Just as our first words are mama and daddy, the Our Father is one of the first prayers we learn as members of God’s family. Little children mangle it by praying “Howard be thy name” and “deliver us some e-mail.” During the liturgy a couple weeks ago, the Our Father prayer was presented to the elect as a special inheritance before they were received into the Church at the Easter Vigil. This fifty-six word prayer is precious because it is from the lips of Jesus himself. The apostles had asked him to teach them how to pray.
At Mass the priest introduces the Our Father by saying, “We dare to say.” We dare to call the omnipotent, unnamable, utterly other God “our Father.” God is not an icy force or a Being that lords it over us. Rather, God asks us to address him tenderly as Father. And so we boldly do that. We can call God “Father” because Jesus redeemed us. In God’s eyes we more than servants, more than friends; we are his children. When we pray, “Our Father,” we are united with Jesus and all our brothers and sisters in Christ.
The third-century theologian Tertullian pointed out that the Our Father is a summary of the whole Gospel, the good news of salvation. It has seven petitions. The first three are centered on God, and the last four express our needs.
Pope Saint John XXIII stated, “To know how to say the Our Father and to know how to put it into practice, this is the perfection of the Christian life.” The Didache, an early church document, recommends praying the Our Father three times a day. We pray it in the Eucharist, the Liturgy of the Hours, and the rosary. The Our Father also makes the perfect meal prayer.

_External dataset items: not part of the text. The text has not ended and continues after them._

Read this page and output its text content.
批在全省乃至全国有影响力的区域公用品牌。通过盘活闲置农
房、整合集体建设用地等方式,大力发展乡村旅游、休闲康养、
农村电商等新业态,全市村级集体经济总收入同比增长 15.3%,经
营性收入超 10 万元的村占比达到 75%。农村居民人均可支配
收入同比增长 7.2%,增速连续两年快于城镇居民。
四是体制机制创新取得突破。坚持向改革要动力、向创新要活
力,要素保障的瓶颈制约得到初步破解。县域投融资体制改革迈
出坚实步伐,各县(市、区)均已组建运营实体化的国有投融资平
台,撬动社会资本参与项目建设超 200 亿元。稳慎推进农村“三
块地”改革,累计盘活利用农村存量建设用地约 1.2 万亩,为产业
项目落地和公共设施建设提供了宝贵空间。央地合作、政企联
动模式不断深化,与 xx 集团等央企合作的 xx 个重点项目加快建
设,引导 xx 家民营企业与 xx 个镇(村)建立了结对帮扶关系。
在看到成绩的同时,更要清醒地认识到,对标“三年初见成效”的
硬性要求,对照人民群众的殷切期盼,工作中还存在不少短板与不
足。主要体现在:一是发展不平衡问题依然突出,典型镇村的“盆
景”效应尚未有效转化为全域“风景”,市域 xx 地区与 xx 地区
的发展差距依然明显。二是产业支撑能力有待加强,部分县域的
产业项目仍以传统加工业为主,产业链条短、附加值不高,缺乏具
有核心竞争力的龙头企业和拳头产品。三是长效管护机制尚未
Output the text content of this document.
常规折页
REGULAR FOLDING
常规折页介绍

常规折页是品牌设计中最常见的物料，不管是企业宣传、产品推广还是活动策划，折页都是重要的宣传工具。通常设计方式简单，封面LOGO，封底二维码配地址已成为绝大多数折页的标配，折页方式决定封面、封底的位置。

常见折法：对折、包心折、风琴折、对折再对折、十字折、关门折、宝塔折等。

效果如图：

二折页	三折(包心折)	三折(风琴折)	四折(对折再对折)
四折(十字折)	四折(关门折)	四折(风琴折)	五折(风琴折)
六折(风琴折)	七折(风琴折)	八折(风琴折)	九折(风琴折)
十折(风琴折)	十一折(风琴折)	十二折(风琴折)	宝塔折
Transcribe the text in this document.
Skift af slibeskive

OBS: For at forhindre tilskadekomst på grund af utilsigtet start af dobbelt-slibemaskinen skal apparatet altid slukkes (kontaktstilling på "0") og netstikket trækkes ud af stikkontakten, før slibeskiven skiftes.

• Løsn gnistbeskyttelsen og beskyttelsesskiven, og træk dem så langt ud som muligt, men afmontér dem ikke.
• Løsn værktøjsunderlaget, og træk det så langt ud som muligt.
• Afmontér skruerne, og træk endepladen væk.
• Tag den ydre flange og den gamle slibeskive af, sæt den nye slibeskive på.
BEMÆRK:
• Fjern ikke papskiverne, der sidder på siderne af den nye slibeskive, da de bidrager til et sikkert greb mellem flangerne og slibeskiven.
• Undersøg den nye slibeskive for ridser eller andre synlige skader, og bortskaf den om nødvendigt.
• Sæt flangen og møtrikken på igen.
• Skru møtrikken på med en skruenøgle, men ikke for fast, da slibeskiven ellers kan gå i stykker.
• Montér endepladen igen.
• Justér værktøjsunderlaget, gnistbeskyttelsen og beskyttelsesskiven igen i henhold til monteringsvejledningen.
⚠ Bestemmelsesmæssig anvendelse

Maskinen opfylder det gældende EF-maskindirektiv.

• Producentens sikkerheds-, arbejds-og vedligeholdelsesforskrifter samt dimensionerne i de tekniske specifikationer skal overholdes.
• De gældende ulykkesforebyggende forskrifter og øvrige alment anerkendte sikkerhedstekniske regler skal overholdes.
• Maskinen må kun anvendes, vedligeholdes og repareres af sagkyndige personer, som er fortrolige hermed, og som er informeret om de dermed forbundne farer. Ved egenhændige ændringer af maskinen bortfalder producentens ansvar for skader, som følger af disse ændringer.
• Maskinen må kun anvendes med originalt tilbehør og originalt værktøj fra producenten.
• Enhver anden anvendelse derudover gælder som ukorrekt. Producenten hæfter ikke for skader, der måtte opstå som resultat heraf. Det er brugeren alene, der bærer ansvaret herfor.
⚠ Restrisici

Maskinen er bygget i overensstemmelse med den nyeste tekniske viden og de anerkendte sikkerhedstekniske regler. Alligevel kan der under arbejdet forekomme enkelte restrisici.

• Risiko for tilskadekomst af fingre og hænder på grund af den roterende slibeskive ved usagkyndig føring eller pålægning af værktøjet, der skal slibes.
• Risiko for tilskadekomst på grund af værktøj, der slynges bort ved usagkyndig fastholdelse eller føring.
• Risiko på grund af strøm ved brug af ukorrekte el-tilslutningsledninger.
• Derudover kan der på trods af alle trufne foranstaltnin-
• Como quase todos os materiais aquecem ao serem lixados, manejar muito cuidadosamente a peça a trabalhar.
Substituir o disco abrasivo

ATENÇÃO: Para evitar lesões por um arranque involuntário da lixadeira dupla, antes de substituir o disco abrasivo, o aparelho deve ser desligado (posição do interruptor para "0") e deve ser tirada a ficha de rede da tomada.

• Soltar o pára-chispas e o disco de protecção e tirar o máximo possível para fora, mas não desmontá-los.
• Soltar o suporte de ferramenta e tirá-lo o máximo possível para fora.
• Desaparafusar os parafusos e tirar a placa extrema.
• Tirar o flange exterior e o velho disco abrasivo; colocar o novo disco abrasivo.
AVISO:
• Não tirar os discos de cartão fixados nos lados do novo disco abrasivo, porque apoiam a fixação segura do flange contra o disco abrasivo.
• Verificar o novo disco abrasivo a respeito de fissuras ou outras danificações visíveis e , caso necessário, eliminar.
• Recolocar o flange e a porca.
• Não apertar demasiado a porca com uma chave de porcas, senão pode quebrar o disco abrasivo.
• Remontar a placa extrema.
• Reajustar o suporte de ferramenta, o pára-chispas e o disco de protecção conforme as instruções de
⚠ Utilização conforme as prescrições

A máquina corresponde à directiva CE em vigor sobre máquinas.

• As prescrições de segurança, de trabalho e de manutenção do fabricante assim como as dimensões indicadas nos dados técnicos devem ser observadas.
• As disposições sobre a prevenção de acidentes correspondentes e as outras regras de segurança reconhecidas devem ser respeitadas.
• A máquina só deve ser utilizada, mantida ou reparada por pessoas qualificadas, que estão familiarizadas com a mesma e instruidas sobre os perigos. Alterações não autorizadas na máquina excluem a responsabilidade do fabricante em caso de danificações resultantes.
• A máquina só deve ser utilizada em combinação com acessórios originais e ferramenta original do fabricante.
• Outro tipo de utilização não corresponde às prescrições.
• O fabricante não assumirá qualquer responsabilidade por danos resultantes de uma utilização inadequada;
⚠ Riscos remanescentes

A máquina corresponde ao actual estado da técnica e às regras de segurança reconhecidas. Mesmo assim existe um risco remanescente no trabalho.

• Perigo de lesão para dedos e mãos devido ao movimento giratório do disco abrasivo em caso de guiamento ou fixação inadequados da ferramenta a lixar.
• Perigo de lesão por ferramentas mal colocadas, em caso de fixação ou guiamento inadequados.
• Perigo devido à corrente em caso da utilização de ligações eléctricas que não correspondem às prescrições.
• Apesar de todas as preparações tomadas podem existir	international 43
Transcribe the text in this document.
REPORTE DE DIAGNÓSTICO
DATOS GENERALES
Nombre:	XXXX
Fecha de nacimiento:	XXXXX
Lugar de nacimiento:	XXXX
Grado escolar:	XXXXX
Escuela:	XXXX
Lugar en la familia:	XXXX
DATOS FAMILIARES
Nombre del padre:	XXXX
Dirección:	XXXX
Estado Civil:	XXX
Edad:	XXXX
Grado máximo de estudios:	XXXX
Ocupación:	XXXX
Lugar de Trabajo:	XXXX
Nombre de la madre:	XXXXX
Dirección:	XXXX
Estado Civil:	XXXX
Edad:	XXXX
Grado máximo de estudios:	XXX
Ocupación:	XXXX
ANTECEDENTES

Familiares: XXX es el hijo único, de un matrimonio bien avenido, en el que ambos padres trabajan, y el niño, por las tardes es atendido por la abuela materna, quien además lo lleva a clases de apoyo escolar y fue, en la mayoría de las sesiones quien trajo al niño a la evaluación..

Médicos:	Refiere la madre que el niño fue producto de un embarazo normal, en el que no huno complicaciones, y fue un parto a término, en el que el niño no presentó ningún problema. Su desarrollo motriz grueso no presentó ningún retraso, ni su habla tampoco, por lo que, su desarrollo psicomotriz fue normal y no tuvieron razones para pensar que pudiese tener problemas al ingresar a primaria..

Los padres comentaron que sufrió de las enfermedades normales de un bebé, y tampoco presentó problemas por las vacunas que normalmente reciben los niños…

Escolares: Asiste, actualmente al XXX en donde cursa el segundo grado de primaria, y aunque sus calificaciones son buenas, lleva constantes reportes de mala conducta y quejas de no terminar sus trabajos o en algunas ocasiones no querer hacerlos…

Because the Our Father is so familiar, it is easy to glide over it without thinking, as mindlessly as we recite the alphabet. To refocus our attention on its weighty words, Saint Teresa of Avila suggested taking a whole hour to pray it just once, pausing after each line to reflect on and savor it. It said that the night before Saint Hugh died he repeated this prayer three hundred times!
To delve more deeply into the meaning of the Our Father, read part four, section two of the Catechism of the Catholic Church. It contains an explanation of this prayer in detail.
If we had a good earthly father, we have an inkling of what God is like. What memory do you have of your father showing you a quality of your heavenly Father?